Value of information
Value of Information (VOI) is a tool for determining which variables are most likely to reduce the uncertainty in a variable of interest.
For example, this is ideal for guided diagnostics.
Bayes Server supports target or test variables that are discrete or continuous or a mixture of both.
For Decision Graphs, this can also take costs into account.
The uncertainty (measured using Entropy for discrete variables), tells us how unsure we currently are about the state of a variable. For example, if a variable X has states False and True, and X is currently False with probability 0.6 and True with probability 0.4, this is much less certain than if X is False with probability 0.1 and True with probability 0.9.

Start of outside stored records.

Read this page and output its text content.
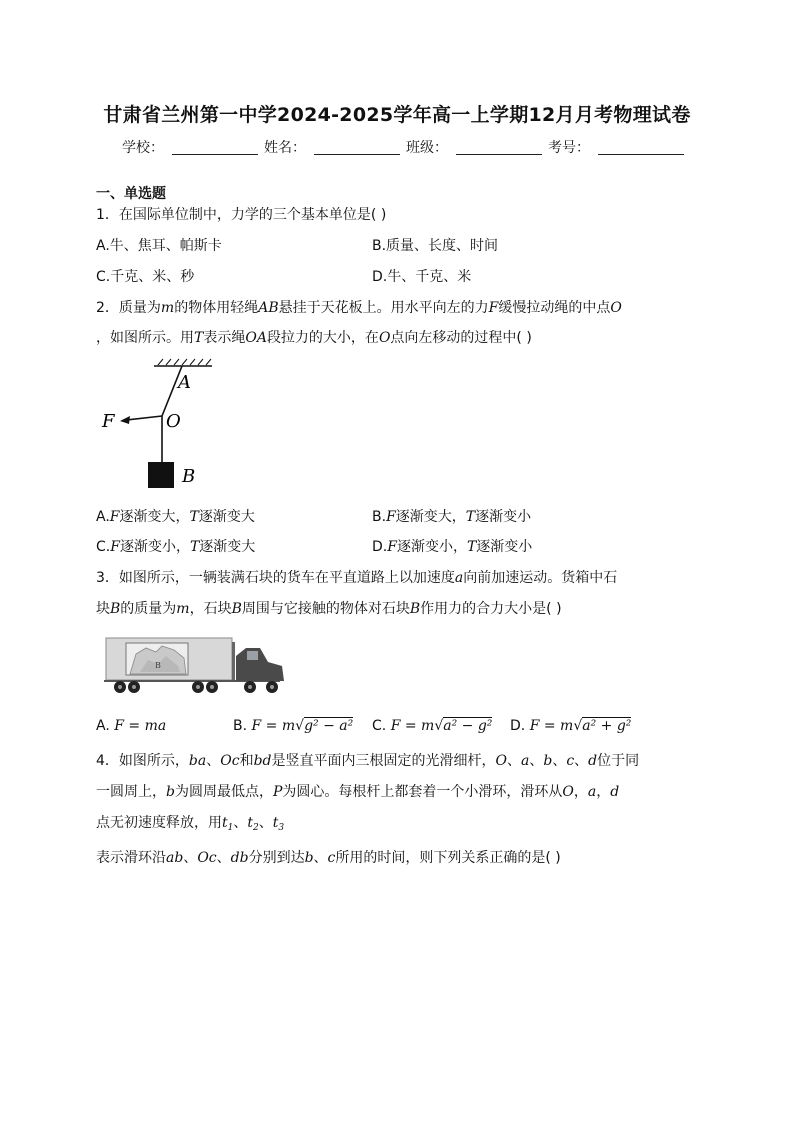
甘肃省兰州第一中学2024-2025学年高一上学期12月月考物理试卷
学校：	姓名：	班级：	考号：
一、单选题
1．在国际单位制中，力学的三个基本单位是( )
A.牛、焦耳、帕斯卡	B.质量、长度、时间
C.千克、米、秒	D.牛、千克、米
2．质量为m的物体用轻绳AB悬挂于天花板上。用水平向左的力F缓慢拉动绳的中点O
，如图所示。用T表示绳OA段拉力的大小，在O点向左移动的过程中( )
A
O
F
B
A.F逐渐变大，T逐渐变大	B.F逐渐变大，T逐渐变小
C.F逐渐变小，T逐渐变大	D.F逐渐变小，T逐渐变小
3．如图所示，一辆装满石块的货车在平直道路上以加速度a向前加速运动。货箱中石
块B的质量为m，石块B周围与它接触的物体对石块B作用力的合力大小是( )
B
A. F = ma	B. F = m√g² − a² C. F = m√a² − g² D. F = m√a² + g²
4．如图所示，ba、Oc和bd是竖直平面内三根固定的光滑细杆，O、a、b、c、d位于同
一圆周上，b为圆周最低点，P为圆心。每根杆上都套着一个小滑环，滑环从O，a，d
点无初速度释放，用$t_1$、$t_2$、$t_3$
表示滑环沿ab、Oc、db分别到达b、c所用的时间，则下列关系正确的是( )
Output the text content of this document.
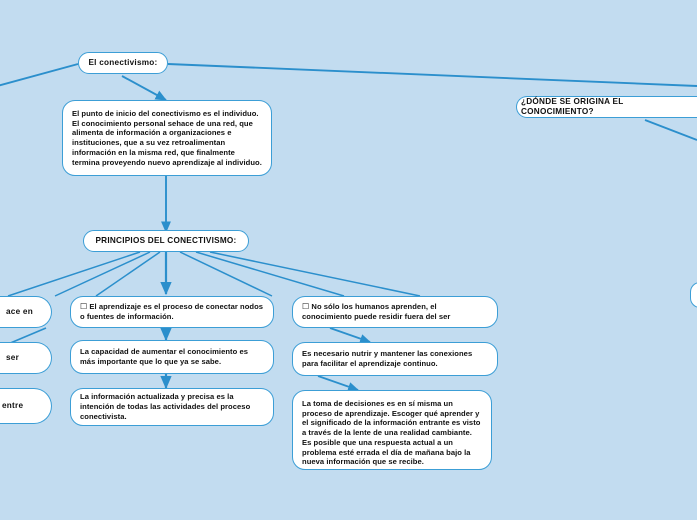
El conectivismo:
El punto de inicio del conectivismo es el individuo. El conocimiento personal sehace de una red, que alimenta de información a organizaciones e instituciones, que a su vez retroalimentan información en la misma red, que finalmente termina proveyendo nuevo aprendizaje al individuo.
¿DÓNDE SE ORIGINA EL CONOCIMIENTO?
PRINCIPIOS DEL CONECTIVISMO:
☐ El aprendizaje es el proceso de conectar nodos o fuentes de información.
La capacidad de aumentar el conocimiento es más importante que lo que ya se sabe.
La información actualizada y precisa es la intención de todas las actividades del proceso conectivista.
☐ No sólo los humanos aprenden, el conocimiento puede residir fuera del ser
Es necesario nutrir y mantener las conexiones para facilitar el aprendizaje continuo.
La toma de decisiones es en sí misma un proceso de aprendizaje. Escoger qué aprender y el significado de la información entrante es visto a través de la lente de una realidad cambiante. Es posible que una respuesta actual a un problema esté errada el día de mañana bajo la nueva información que se recibe.
ace en
ser
entre
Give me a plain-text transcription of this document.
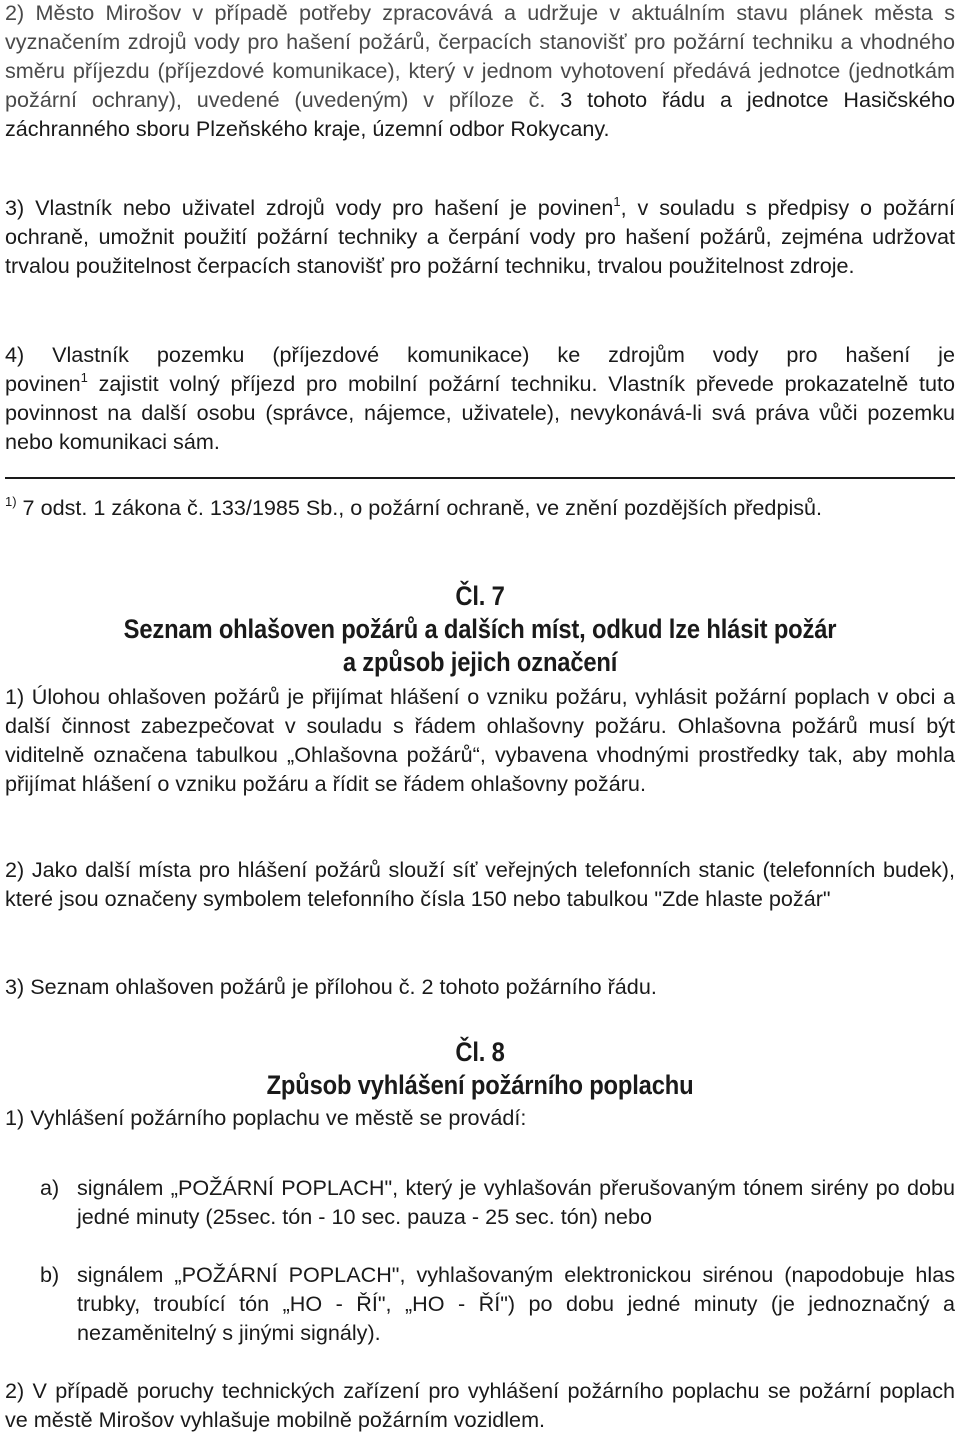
2) Město Mirošov v případě potřeby zpracovává a udržuje v aktuálním stavu plánek města s vyznačením zdrojů vody pro hašení požárů, čerpacích stanovišť pro požární techniku a vhodného směru příjezdu (příjezdové komunikace), který v jednom vyhotovení předává jednotce (jednotkám požární ochrany), uvedené (uvedeným) v příloze č. 3 tohoto řádu a jednotce Hasičského záchranného sboru Plzeňského kraje, územní odbor Rokycany.

3) Vlastník nebo uživatel zdrojů vody pro hašení je povinen$^1$, v souladu s předpisy o požární ochraně, umožnit použití požární techniky a čerpání vody pro hašení požárů, zejména udržovat trvalou použitelnost čerpacích stanovišť pro požární techniku, trvalou použitelnost zdroje.

4) Vlastník pozemku (příjezdové komunikace) ke zdrojům vody pro hašení je

povinen$^1$ zajistit volný příjezd pro mobilní požární techniku. Vlastník převede prokazatelně tuto povinnost na další osobu (správce, nájemce, uživatele), nevykonává-li svá práva vůči pozemku nebo komunikaci sám.

$^{1)}$ 7 odst. 1 zákona č. 133/1985 Sb., o požární ochraně, ve znění pozdějších předpisů.

Čl. 7
Seznam ohlašoven požárů a dalších míst, odkud lze hlásit požár
a způsob jejich označení

1) Úlohou ohlašoven požárů je přijímat hlášení o vzniku požáru, vyhlásit požární poplach v obci a další činnost zabezpečovat v souladu s řádem ohlašovny požáru. Ohlašovna požárů musí být viditelně označena tabulkou „Ohlašovna požárů“, vybavena vhodnými prostředky tak, aby mohla přijímat hlášení o vzniku požáru a řídit se řádem ohlašovny požáru.

2) Jako další místa pro hlášení požárů slouží síť veřejných telefonních stanic (telefonních budek), které jsou označeny symbolem telefonního čísla 150 nebo tabulkou "Zde hlaste požár"

3) Seznam ohlašoven požárů je přílohou č. 2 tohoto požárního řádu.

Čl. 8
Způsob vyhlášení požárního poplachu

1) Vyhlášení požárního poplachu ve městě se provádí:

a) signálem „POŽÁRNÍ POPLACH", který je vyhlašován přerušovaným tónem sirény po dobu jedné minuty (25sec. tón - 10 sec. pauza - 25 sec. tón) nebo
b) signálem „POŽÁRNÍ POPLACH", vyhlašovaným elektronickou sirénou (napodobuje hlas trubky, troubící tón „HO - ŘÍ", „HO - ŘÍ") po dobu jedné minuty (je jednoznačný a nezaměnitelný s jinými signály).

2) V případě poruchy technických zařízení pro vyhlášení požárního poplachu se požární poplach ve městě Mirošov vyhlašuje mobilně požárním vozidlem.
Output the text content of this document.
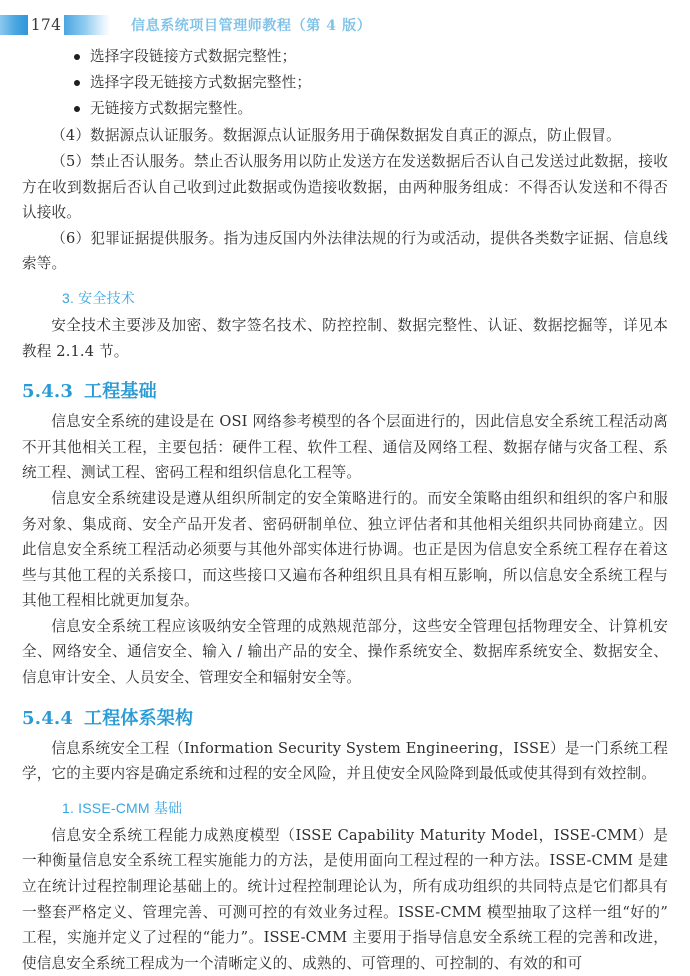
174	信息系统项目管理师教程（第 4 版）
选择字段链接方式数据完整性；
选择字段无链接方式数据完整性；
无链接方式数据完整性。

（4）数据源点认证服务。数据源点认证服务用于确保数据发自真正的源点，防止假冒。

（5）禁止否认服务。禁止否认服务用以防止发送方在发送数据后否认自己发送过此数据，接收方在收到数据后否认自己收到过此数据或伪造接收数据，由两种服务组成：不得否认发送和不得否认接收。

（6）犯罪证据提供服务。指为违反国内外法律法规的行为或活动，提供各类数字证据、信息线索等。

3. 安全技术

安全技术主要涉及加密、数字签名技术、防控控制、数据完整性、认证、数据挖掘等，详见本教程 2.1.4 节。

5.4.3 工程基础

信息安全系统的建设是在 OSI 网络参考模型的各个层面进行的，因此信息安全系统工程活动离不开其他相关工程，主要包括：硬件工程、软件工程、通信及网络工程、数据存储与灾备工程、系统工程、测试工程、密码工程和组织信息化工程等。

信息安全系统建设是遵从组织所制定的安全策略进行的。而安全策略由组织和组织的客户和服务对象、集成商、安全产品开发者、密码研制单位、独立评估者和其他相关组织共同协商建立。因此信息安全系统工程活动必须要与其他外部实体进行协调。也正是因为信息安全系统工程存在着这些与其他工程的关系接口，而这些接口又遍布各种组织且具有相互影响，所以信息安全系统工程与其他工程相比就更加复杂。

信息安全系统工程应该吸纳安全管理的成熟规范部分，这些安全管理包括物理安全、计算机安全、网络安全、通信安全、输入 / 输出产品的安全、操作系统安全、数据库系统安全、数据安全、信息审计安全、人员安全、管理安全和辐射安全等。

5.4.4 工程体系架构

信息系统安全工程（Information Security System Engineering，ISSE）是一门系统工程学，它的主要内容是确定系统和过程的安全风险，并且使安全风险降到最低或使其得到有效控制。

1. ISSE-CMM 基础

信息安全系统工程能力成熟度模型（ISSE Capability Maturity Model，ISSE-CMM）是一种衡量信息安全系统工程实施能力的方法，是使用面向工程过程的一种方法。ISSE-CMM 是建立在统计过程控制理论基础上的。统计过程控制理论认为，所有成功组织的共同特点是它们都具有一整套严格定义、管理完善、可测可控的有效业务过程。ISSE-CMM 模型抽取了这样一组“好的”工程，实施并定义了过程的“能力”。ISSE-CMM 主要用于指导信息安全系统工程的完善和改进，使信息安全系统工程成为一个清晰定义的、成熟的、可管理的、可控制的、有效的和可
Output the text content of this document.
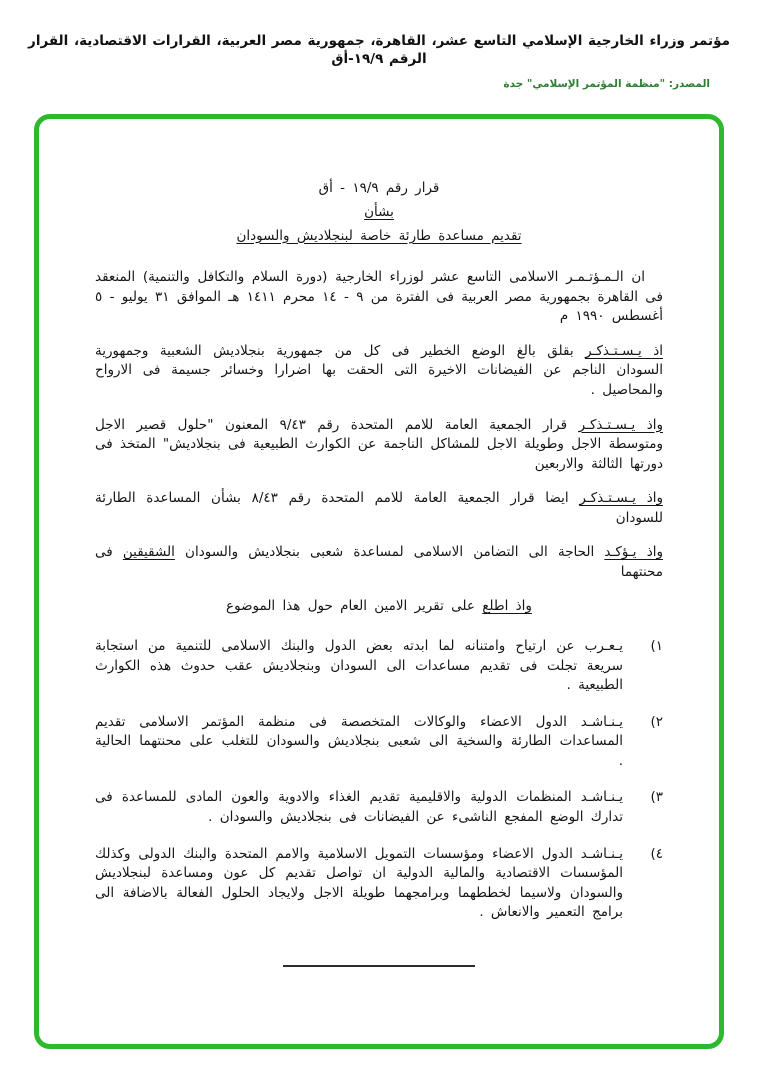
مؤتمر وزراء الخارجية الإسلامي التاسع عشر، القاهرة، جمهورية مصر العربية، القرارات الاقتصادية، القرار الرقم ١٩/٩-أق
المصدر: "منظمة المؤتمر الإسلامي" جدة
قرار رقم ١٩/٩ - أق
بشأن
تقديم مساعدة طارئة خاصة لبنجلاديش والسودان

ان الـمـؤتـمـر الاسلامى التاسع عشر لوزراء الخارجية (دورة السلام والتكافل والتنمية) المنعقد فى القاهرة بجمهورية مصر العربية فى الفترة من ٩ - ١٤ محرم ١٤١١ هـ الموافق ٣١ يوليو - ٥ أغسطس ١٩٩٠ م

اذ يـسـتـذكـر بقلق بالغ الوضع الخطير فى كل من جمهورية بنجلاديش الشعبية وجمهورية السودان الناجم عن الفيضانات الاخيرة التى الحقت بها اضرارا وخسائر جسيمة فى الارواح والمحاصيل .

واذ يـسـتـذكـر قرار الجمعية العامة للامم المتحدة رقم ٩/٤٣ المعنون "حلول قصير الاجل ومتوسطة الاجل وطويلة الاجل للمشاكل الناجمة عن الكوارث الطبيعية فى بنجلاديش" المتخذ فى دورتها الثالثة والاربعين

واذ يـسـتـذكـر ايضا قرار الجمعية العامة للامم المتحدة رقم ٨/٤٣ بشأن المساعدة الطارئة للسودان

واذ يـؤكـد الحاجة الى التضامن الاسلامى لمساعدة شعبى بنجلاديش والسودان الشقيقين فى محنتهما

واذ اطلع على تقرير الامين العام حول هذا الموضوع

١)
يـعـرب عن ارتياح وامتنانه لما ابدته بعض الدول والبنك الاسلامى للتنمية من استجابة سريعة تجلت فى تقديم مساعدات الى السودان وبنجلاديش عقب حدوث هذه الكوارث الطبيعية .
٢)
يـنـاشـد الدول الاعضاء والوكالات المتخصصة فى منظمة المؤتمر الاسلامى تقديم المساعدات الطارئة والسخية الى شعبى بنجلاديش والسودان للتغلب على محنتهما الحالية .
٣)
يـنـاشـد المنظمات الدولية والاقليمية تقديم الغذاء والادوية والعون المادى للمساعدة فى تدارك الوضع المفجع الناشىء عن الفيضانات فى بنجلاديش والسودان .
٤)
يـنـاشـد الدول الاعضاء ومؤسسات التمويل الاسلامية والامم المتحدة والبنك الدولى وكذلك المؤسسات الاقتصادية والمالية الدولية ان تواصل تقديم كل عون ومساعدة لبنجلاديش والسودان ولاسيما لخططهما وبرامجهما طويلة الاجل ولايجاد الحلول الفعالة بالاضافة الى برامج التعمير والانعاش .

The goal of Value of Information is to decrease this uncertainty, by telling us which other variables, if we know their state, are most likely to do so.
Value of information can be used to build troubleshooting applications. The variables which are most likely to reduce the uncertainty, are the questions the system should ask first.
Calculating Value of Information
Select the Target variable (sometimes referred to as the hypothesis variable). This is the variable whose uncertainty you want to reduce, for example the target of a troubleshooting system.
The Use current evidence check-box, when true, ensures that the calculations take into account any evidence currently set.
Click the Run button to perform the calculations. The Target entropy text displays the current level of uncertainty. And the table shows how other variables are likely to reduce that uncertainty in decreasing order.
One of the most useful columns is Target entropy reduction, which tells us the percentage by which the uncertainty metric is reduced.
There are a number of options which affect how the calculations are performed wth time series. These are explained below.
Consider a target variable H and a test variable T.
The Target time is the time (t) associated with the Target variable during the calculations.
The mutual information I(H[time = t];T) is calculated for H at time t. (Note that T could also have a time, if it is a temporal variable).
The Test time is the time (t) associated with the Test variable during the calculations.
The mutual information I(H;T[time=t]) is calculated for T at time t. (Note that H could also have a time, if it is a temporal variable).
If a time series model has any terminal nodes, a terminal time (absolute, zero based) is required. The terminal time determines the point at which Terminal nodes link to temporal nodes.